Nominal GDP projection of 11.1% for FY23: bet on growth, beware of “disruptions”

Even though the Economic Survey relied on Real GDP growth of 8-8.5% for FY23Finance Minister Nirmala Sitharaman has projected nominal GDP growth of 11.1%, implying a real growth rate of around 7% (at the RBI’s 4% inflation target).
The Ministry of Finance’s growth rate projection is lower because it took into account Omicron’s impact on economic activity.
“We had a very difficult job of estimating nominal GDP. The survey gave the real GDP estimate at 8-8.5 percent. The first difficulty we have is that the current year GDP that we pulled from the first advance estimate from the ONS which arrived on January 7, is essentially an estimate that is pre-omicron in its construction. .they didn’t have the omicron tendencies with them,” said TV Somanathan, Finance Secretary of the Ministry of Finance.
There could, however, be a downward revision to this projection as the government has stated that this GDP growth has been projected on the assumption that “the year ahead will see no pandemic-induced disruptions to activity. economy and the withdrawal of liquidity from domestic and global markets will be ordered,” the budget document states.
The government is optimistic about this growth rate as it believes there has been a rebound in several high-frequency indicators, an upturn in economic activity and will be supported by rapid progress in vaccination coverage.
Estimating nominal GDP growth at 11.1%, the government said key indicators of economic activity confirmed the strengthened momentum of India’s economic recovery. He said, however, that “the recent spike in Omicron infections and global inflation due to persistent supply bottlenecks continue to pose challenges to the pace of recovery,” the document said.
As for inflation, it has increased over the past year. While during the period from April to December 2021, the retail inflation rate moderated to 5.2% in 2021-22 (April-December) from 6.6% during the period corresponding to last year, the wholesale price index (WPI) jumped 12.5. % in April-December and stood at 13.6% in December 2021. Previously, the WPI fell from 4.3% in 2018-2019 to 1.3% in 2020-21.
Even as inflation concerns weigh heavily on the economy, experts say the budget has created several tailwinds to boost the economy’s growth. “By dramatically increasing capital expenditure, particularly in infrastructure segments such as roads, railways, solar modules and affordable housing, it hopes to trigger multiplier effects and attract private sector investment in the construction, cement, steel and capital goods,” Gurpreet said. Chhatwal, MD, Crisil.
According to the first advance estimates of annual national income released by the Office of National Statistics (ONS), India’s real GDP is expected to expand by 9.2% in 2021-22, compared to a contraction of 7.3% in 2020. -21. It is further supported by the strong rebound seen in several high-frequency indicators in Q3:2021-22 and rapid progress in vaccination coverage.
Even on the demand side, the recovery has been broad-based. According to the government’s assessment, while investment and exports have achieved a more than full recovery to the corresponding pre-pandemic levels of 2019-20, private consumption has also improved to recover 97.1% of the corresponding pre-pandemic levels. and fully recovers in the second half of the 2021-22 financial year.

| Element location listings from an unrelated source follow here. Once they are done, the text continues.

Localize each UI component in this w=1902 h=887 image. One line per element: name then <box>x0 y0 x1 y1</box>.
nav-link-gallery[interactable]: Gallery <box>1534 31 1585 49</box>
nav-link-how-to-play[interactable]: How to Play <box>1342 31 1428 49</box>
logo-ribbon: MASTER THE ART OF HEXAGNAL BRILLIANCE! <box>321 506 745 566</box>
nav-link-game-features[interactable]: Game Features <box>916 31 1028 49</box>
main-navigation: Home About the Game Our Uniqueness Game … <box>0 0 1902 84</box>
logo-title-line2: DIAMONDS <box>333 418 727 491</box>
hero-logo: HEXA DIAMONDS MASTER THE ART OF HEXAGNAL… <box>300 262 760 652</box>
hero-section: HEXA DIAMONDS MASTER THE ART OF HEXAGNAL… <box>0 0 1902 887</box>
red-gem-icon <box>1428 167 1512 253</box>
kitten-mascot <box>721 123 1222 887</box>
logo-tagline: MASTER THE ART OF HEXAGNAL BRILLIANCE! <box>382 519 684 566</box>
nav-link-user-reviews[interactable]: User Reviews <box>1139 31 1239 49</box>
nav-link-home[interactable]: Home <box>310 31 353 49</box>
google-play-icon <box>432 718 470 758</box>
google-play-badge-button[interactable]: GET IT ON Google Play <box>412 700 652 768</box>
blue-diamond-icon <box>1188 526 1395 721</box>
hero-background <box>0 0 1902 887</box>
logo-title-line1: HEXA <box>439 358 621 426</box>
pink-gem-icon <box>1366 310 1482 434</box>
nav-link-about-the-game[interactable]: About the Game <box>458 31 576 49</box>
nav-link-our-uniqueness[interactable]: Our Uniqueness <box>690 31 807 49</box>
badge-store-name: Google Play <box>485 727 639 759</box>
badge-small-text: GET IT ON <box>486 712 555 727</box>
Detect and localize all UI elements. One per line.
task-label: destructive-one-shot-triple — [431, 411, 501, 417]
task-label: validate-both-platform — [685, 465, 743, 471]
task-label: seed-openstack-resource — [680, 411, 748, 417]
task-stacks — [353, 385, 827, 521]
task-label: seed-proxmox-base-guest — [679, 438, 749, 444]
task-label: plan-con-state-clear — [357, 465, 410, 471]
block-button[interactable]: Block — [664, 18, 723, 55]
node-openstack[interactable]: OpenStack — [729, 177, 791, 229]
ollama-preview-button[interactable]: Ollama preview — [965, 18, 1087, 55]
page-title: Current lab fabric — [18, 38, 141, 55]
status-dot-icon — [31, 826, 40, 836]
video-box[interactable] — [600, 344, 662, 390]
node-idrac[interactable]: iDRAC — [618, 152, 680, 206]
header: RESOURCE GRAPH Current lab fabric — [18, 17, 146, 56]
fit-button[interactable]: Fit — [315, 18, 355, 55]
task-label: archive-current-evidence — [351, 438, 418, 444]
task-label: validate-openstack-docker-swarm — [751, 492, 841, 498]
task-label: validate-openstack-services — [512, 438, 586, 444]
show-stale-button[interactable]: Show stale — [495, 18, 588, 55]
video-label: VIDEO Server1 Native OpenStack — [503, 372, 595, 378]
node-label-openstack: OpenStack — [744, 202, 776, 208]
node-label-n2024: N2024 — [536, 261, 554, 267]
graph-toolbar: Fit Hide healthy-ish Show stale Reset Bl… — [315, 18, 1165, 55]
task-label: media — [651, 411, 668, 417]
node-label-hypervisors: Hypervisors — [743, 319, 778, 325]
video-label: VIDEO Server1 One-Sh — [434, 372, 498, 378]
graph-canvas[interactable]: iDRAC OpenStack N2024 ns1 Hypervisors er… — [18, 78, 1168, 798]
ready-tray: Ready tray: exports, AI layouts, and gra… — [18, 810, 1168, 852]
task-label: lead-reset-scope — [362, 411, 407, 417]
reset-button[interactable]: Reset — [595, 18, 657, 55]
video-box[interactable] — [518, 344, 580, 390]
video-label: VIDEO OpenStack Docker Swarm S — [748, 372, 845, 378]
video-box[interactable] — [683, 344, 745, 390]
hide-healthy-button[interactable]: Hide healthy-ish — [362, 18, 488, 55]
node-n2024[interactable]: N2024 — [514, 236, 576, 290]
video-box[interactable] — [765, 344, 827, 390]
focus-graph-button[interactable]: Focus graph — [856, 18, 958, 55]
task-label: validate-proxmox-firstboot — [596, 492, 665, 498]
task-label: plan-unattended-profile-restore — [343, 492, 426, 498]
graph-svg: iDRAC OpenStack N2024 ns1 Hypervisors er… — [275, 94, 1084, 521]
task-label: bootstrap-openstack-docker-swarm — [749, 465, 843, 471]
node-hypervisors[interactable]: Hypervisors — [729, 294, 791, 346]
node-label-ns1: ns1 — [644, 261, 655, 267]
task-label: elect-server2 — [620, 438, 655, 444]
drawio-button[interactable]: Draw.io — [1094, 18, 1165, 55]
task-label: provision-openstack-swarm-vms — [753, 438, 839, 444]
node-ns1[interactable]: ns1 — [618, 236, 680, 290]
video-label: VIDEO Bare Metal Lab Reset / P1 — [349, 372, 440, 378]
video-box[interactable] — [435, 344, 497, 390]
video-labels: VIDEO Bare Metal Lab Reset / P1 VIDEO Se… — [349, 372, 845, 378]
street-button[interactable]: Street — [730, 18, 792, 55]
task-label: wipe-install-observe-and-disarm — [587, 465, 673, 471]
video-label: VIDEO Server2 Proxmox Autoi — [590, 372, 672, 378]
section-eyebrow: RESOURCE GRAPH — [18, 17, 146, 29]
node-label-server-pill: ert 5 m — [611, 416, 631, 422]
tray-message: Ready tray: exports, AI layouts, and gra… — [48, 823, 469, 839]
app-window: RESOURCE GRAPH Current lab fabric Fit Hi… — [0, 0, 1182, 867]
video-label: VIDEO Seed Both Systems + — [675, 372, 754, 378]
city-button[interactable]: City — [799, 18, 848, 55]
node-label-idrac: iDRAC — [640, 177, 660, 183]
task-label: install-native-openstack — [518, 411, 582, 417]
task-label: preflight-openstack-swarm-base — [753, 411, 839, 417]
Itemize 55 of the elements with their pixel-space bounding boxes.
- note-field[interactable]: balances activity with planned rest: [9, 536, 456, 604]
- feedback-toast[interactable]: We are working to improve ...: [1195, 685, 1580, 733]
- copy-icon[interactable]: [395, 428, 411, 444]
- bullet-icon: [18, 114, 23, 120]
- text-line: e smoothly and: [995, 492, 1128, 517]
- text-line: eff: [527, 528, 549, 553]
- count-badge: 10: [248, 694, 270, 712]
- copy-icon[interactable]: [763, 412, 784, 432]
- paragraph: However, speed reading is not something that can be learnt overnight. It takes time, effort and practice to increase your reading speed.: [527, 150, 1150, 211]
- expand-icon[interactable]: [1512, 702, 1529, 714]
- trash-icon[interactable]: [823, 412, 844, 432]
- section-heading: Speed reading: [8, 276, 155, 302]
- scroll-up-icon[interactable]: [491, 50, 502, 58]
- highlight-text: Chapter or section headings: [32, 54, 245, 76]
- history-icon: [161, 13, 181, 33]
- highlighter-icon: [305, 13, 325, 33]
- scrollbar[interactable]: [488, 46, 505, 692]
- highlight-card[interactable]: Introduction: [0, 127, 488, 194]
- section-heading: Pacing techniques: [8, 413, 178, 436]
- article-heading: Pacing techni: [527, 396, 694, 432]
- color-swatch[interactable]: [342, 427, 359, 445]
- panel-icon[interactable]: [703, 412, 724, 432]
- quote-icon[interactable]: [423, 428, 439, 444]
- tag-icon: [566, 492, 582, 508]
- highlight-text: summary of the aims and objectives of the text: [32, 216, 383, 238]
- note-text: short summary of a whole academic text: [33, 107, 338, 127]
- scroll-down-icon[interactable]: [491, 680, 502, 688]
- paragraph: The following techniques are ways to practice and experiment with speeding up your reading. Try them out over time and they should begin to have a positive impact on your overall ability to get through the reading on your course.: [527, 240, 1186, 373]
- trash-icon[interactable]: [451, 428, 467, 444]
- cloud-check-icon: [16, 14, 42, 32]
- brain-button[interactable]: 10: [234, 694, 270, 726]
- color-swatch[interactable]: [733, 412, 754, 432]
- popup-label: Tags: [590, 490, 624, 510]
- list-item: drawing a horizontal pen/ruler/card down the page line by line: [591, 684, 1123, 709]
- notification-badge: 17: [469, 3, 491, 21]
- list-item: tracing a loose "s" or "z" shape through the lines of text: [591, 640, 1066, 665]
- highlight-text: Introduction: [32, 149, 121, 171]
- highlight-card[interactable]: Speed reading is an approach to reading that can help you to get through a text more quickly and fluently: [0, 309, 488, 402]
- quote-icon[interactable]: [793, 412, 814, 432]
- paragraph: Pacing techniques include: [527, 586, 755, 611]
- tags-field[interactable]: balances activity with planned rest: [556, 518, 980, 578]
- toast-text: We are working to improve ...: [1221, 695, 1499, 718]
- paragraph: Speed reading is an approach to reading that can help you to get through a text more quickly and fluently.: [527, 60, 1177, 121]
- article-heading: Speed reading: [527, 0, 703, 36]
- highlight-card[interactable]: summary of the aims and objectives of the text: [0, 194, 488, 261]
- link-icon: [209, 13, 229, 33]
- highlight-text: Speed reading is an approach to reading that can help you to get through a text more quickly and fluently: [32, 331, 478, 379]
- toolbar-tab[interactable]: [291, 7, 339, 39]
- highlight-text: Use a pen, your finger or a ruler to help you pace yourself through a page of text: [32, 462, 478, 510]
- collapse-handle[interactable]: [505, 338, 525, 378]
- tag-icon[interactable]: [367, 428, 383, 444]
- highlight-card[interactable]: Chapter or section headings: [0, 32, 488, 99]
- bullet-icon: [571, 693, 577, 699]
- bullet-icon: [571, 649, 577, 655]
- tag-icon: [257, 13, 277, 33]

Meanwhile, the government expects private consumption expenditure to grow by 6.9% in 2021-22 from a contraction of 9.1% in 2020-21 and fixed investment to increase by 15% in 2021. -22 against a contraction of 10.8%. percent in 2020-21.
In addition, government consumer spending is expected to grow by 7.6% in 2021-22 from 2.9% in 2020-21. Exports and imports of goods and services should increase by 16.5% and 29.4% (at constant rates). price) respectively in 2021-22.